The tribunal came after it was unearthed that 67% of students working in the Old Bodleian library at any given time were procrastinating by means of the popular online brain teaser Wordle. Of this percentage, more than 40% did an English or English and Joint Honours degree, leading to the faculty launching an investigation into this shocking amount of time wasting.

“Guessing a new five-letter word every day is not necessary to understanding the deeper complexities of Chaucer,” stated the faculty’s head, Poncy Pattrotington. 

One English student interviewed by Gamsay had this to say in response: “I don’t get the fuss. It’s not procrastination if you’re in the library. I can sit in the Rad Cam for two hours and do nothing but Wordles and TikTok scrolling instead of my essay and feel like it was a job well done.”

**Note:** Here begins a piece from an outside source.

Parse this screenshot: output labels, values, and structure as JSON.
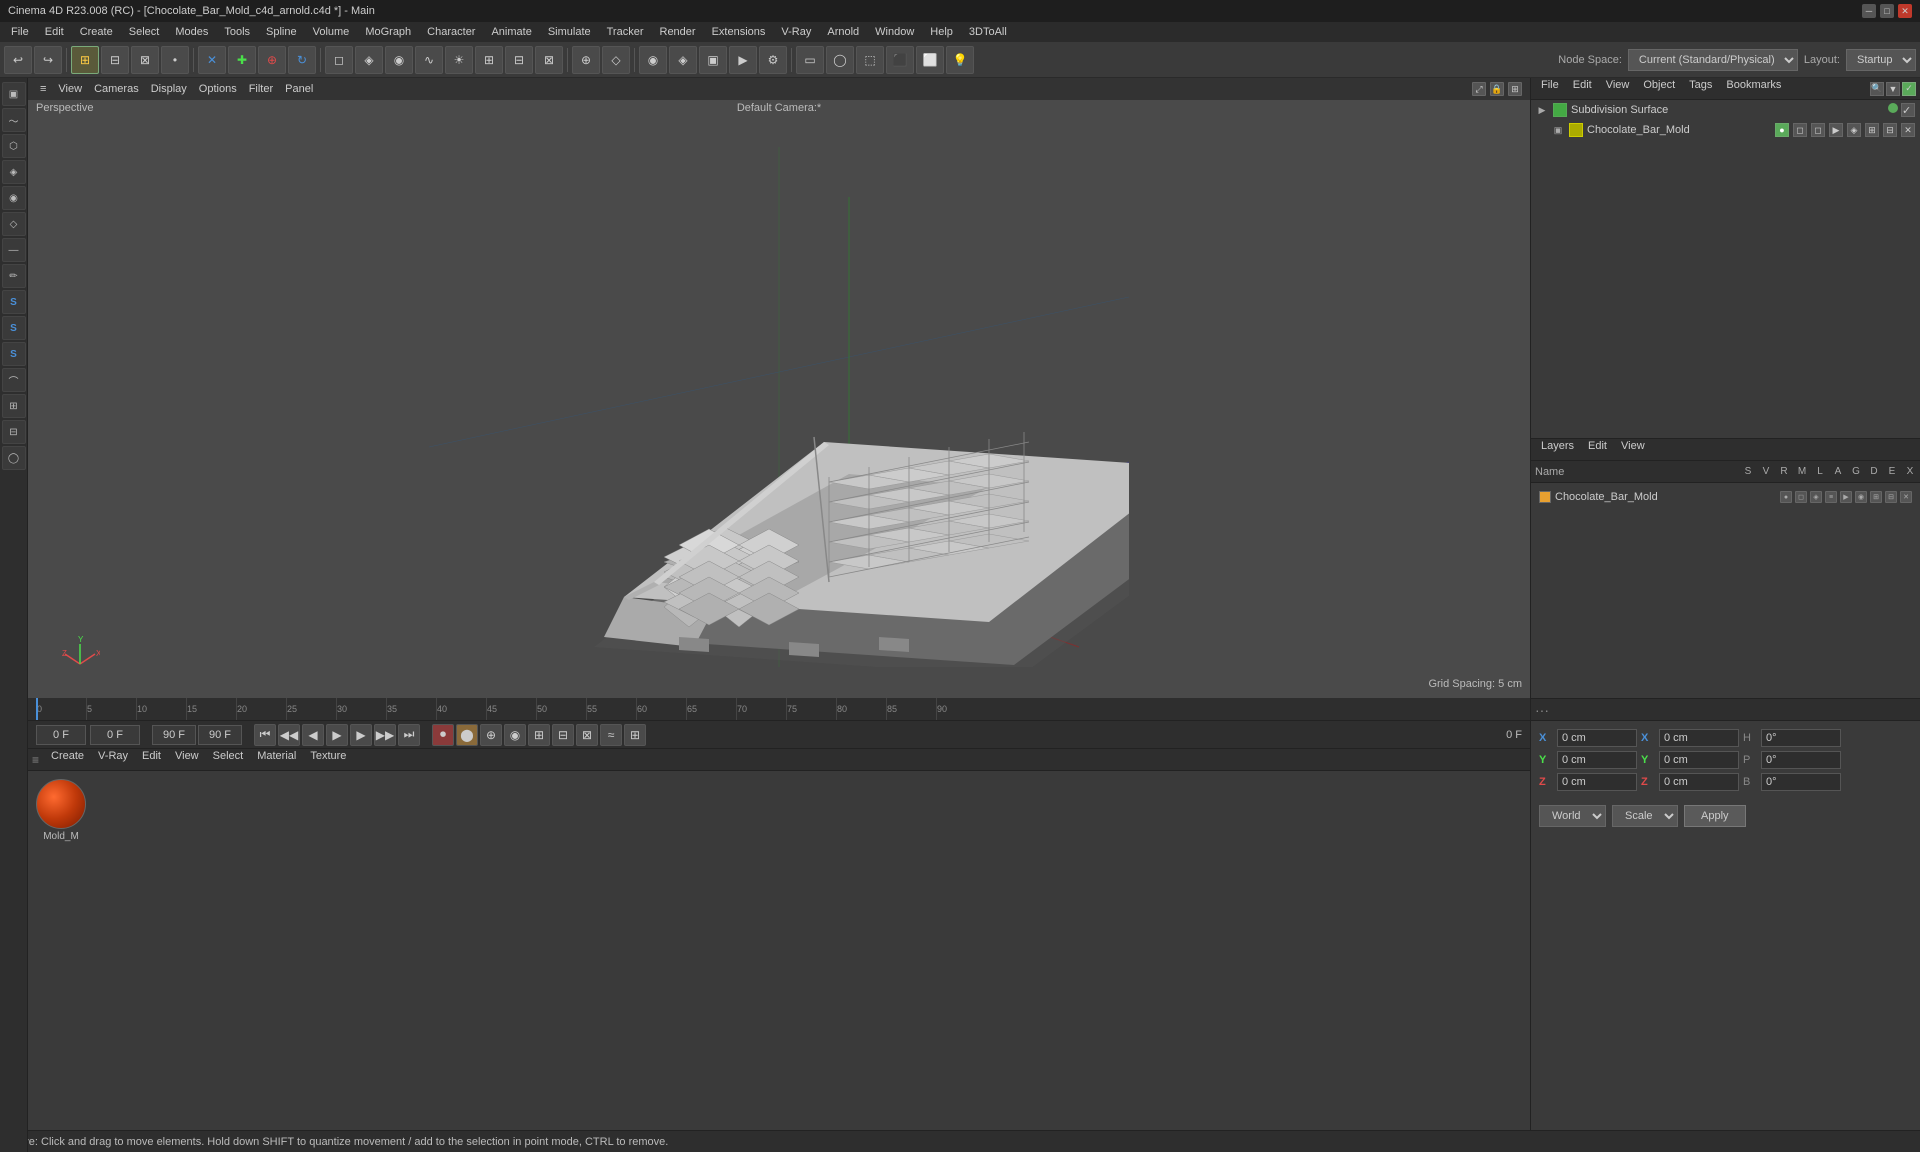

Gamsay will continue to offer up-to-the-minute developments on this story for as long as Wordle continues to be relevant.

 

BREAKING: STRANGELY NAMED STORM CAUSES CHAOS AND DISRUPTION

This week a storm battered Oxford, resulting in chaos and confusion across the city. Streets were closed off, tutorials diverted, and injuries suffered as the student population attempted to weather the chaos. 

The phenomenon had previously been mocked for its silly name, but this week many who had laughed learned to take it seriously.

“It’s been a threat to life, and my degree,” one Hertford student complained. “I never would have guessed Timothée Chalamet would have caused such havoc. But then I am the fool for underestimating the power of a man with a bike seat-shaped head and a French name.”

The arrival of another meteorological event, name of ‘Hugh Grant’, exacerbated the tumult experienced in the city centre this week. 

“He can blow me away any time,” one dreamy fan told Gamsay, before nearly getting hit in the face by a stray plastic bag swept off the streets by Storm Eunice [Oh, yeah, that happened too. – Dep. Ed.]

 

SHOCKING: 5TH WEEK BLUES ARE A HOAX

Ah, 5th Week. The subject of many an Oxfess, the explanation behind many a welfare walk – it’s rough. The curse of the Blues has plagued every single student for as long as Rordon Gamsay can remember, yet the precise cause of such regularly-timed termly melancholy has never actually been discovered.

A few days ago, Gamsay began an investigation into just why 5th Week proves so difficult. One interviewee said, “I can’t lie. I get depressed within two weeks of Oxford night life. 5th Week would be impressive. I got back after the Vac and went to one Bridge Thursday; it totally wrecked my serotonin levels. I feel like I’ve been on a comedown since, and I never even got a high”.

This sentiment was echoed by Melissa, a fresher at St Hugh’s: “I’m not sure what this 5th Week theory is. As far as I see it, I’m getting just as much work as usual and still haven’t identified myself in a single Oxlove”.

Puzzled, Rordon decided to direct his questioning to higher authorities – the Vice-Chancellor Louise Richardson. “Well, Rordon,” she admitted. “I knew this question would come eventually. For years, tutors and staff have cultivated the myth of 5th Week blues in order to distract students from a subtle increase in workload. Essentially, we placebo students into thinking that depression in 5th Week is natural, when it’s actually totally our doing. We have no desire to stop. But we suggest that students remember to get some sleep, stay hydrated and hand their work in on time!”

 

Please note: Sunday Roast is satirical and should not be taken as defamatory.